Tapping Potential

Improving the consumer experience has long been every marketer’s key remit, and creating great UX has traditionally gone hand-in-hand with delivering it as smoothly and seamlessly as possible. No doubt this is one of the reasons why the idea of using NFC – Near Field Communication – as a marketing tool is starting to create quite a stir.

NFC is being heralded as a hot new technology, with the potential to transform the way marketers deliver their brand story. The content, embedded in an NFC tag, allows wireless communication when a user touches a mobile device to a piece of marketing collateral. As far as the user experience is concerned, the magic lies in the delivery – a mere tap suffices to download content or effect a transaction.

 

Contactless payments

While this technology has been around since the 1980s, it evolved in the context of contactless payments. It was the now almost humble QR code that first caught marketers’ imagination. Back in 2005, when these two-dimensional matrix codes started to make an appearance, there was a huge barrier to entry, namely, the fiddly issue of downloading the appropriate app, installing, launching, aiming, taking a photo and waiting to be re-directed. Add to this the fact that back then, smartphones were still quite novel, and the mobile internet could only reveal the simplest of content.

Despite this, QR codes spread like a rash on everything from movie posters to fast-food menus, and consumers got excited at the trendy new way of downloading – usually a web link. The degree of effort required to grab the content soon started to spoil the fun, as the novelty wore off.

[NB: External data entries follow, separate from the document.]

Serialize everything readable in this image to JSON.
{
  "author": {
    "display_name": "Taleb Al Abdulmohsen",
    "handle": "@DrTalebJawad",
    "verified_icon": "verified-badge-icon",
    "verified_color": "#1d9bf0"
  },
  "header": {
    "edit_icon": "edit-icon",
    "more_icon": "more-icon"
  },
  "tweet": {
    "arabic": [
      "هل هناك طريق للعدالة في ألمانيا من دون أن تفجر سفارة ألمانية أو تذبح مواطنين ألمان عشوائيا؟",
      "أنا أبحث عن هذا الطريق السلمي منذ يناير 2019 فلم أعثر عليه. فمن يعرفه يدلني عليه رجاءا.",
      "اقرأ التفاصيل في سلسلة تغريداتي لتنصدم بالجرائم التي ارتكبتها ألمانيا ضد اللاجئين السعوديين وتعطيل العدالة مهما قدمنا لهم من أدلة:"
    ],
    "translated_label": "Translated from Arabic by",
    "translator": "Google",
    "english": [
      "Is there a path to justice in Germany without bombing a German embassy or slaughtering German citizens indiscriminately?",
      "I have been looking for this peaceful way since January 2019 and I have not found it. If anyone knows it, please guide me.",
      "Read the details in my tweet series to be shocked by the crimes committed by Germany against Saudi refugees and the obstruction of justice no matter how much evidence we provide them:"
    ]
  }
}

Now NFC has unshackled itself from its virtual wallet persona and is nudging QR codes into the sidelines. Forecasters predict that NFC will reach mass-market status by about 2015, by which time 4G will be commonplace, and we will have forgotten what limiting our data even meant. At which point there will be no further barriers to a fast-track digital bridge to physical collateral.  

However, as with any new technology, NFC as a marketing tool still has to overcome these few hurdles. While NFC certainly can boast rapid content delivery – QR codes take seven or more steps to direct users to the digital marketing content, anyone with a smartphone can effectively access a QR code. In order to enjoy the speed of NFC, consumers need to have an NFC-enabled handset.

This should not be seen as a barrier, however, since it’s not a matter of whether NFC takes off in the marketing arena, but when, and at the rate things are going this is not too far off. Many smartphone producers are leaping on the NFC bandwagon. Most new Samsung smartphones now come with NFC built in, as do HTC, Nokia and Sony devices.

Forecasters are saying that by the end of 2013, 20 – 30 per cent of all handsets on the market will have NFC capacity. Apple, on the other hand, is holding out, yet there are rumblings now that Apple may in fact be losing some of its magic. The Android OS has seen major updates each year, whilst iOS has looked the same for the last six generations.

As consumers increasingly become reliant on mCommerce, the focus for marketers is on finding the best channel to drive them to a point of purchase, be it an online checkout or a store. The application of NFC in marketing is only just coming out of early-adopter stage, but consumers are increasingly tech-savvy and eager for the next exceptional experience. They are starting to expect content to be found in new locations. As Kevin Ashton co-founder and executive director of MITs Auto-ID lab so aptly explained, we live in an era where we now expect to overlay the logic of the web to objects in the physical world: to connect everything that exists physically to the internet through the application of ubiquitous tags and sensors. According to Ashton, we are shifting towards a time when everything down to a single product on a grocery shelf will have a unique digital identity.

 Yet we don’t need to look too far into the future to see how NFC is already bedding into the marketing mix. Only last year, Microsoft and JCDecaux teamed up with Tapit to run the biggest outdoor NFC-enabled campaign in the world for the XBOX 360 launch of Halo 4 in Sydney and Melbourne. Microsoft promoted the scavenger hunt on Facebook to more than 300,000 fans, and provided an app that pinpointed the location of unclaimed posters. Halo 4 fans simply tapped on the poster with their NFC-enabled phones to ‘claim’ it. Winners were promised delivery of the poster they claimed, signed by Halo 4 creative director Josh Holmes, after the campaign finished.

Out-of-home advertising is barely the tip of the iceberg. We foresee NFC tags turning Kevin Ashton’s predictions into reality; a reality where every object naturally becomes an element of the media landscape, capable of interacting directly with end users to deliver commercial messaging.

Of course this will only become plausible once we achieve a frictionless experience of grabbing this content on the go, which is why NFC is poised to take the mobile marketing world by storm, as it integrates technology to make consumers lives easier, simpler more fluid, and totally connected.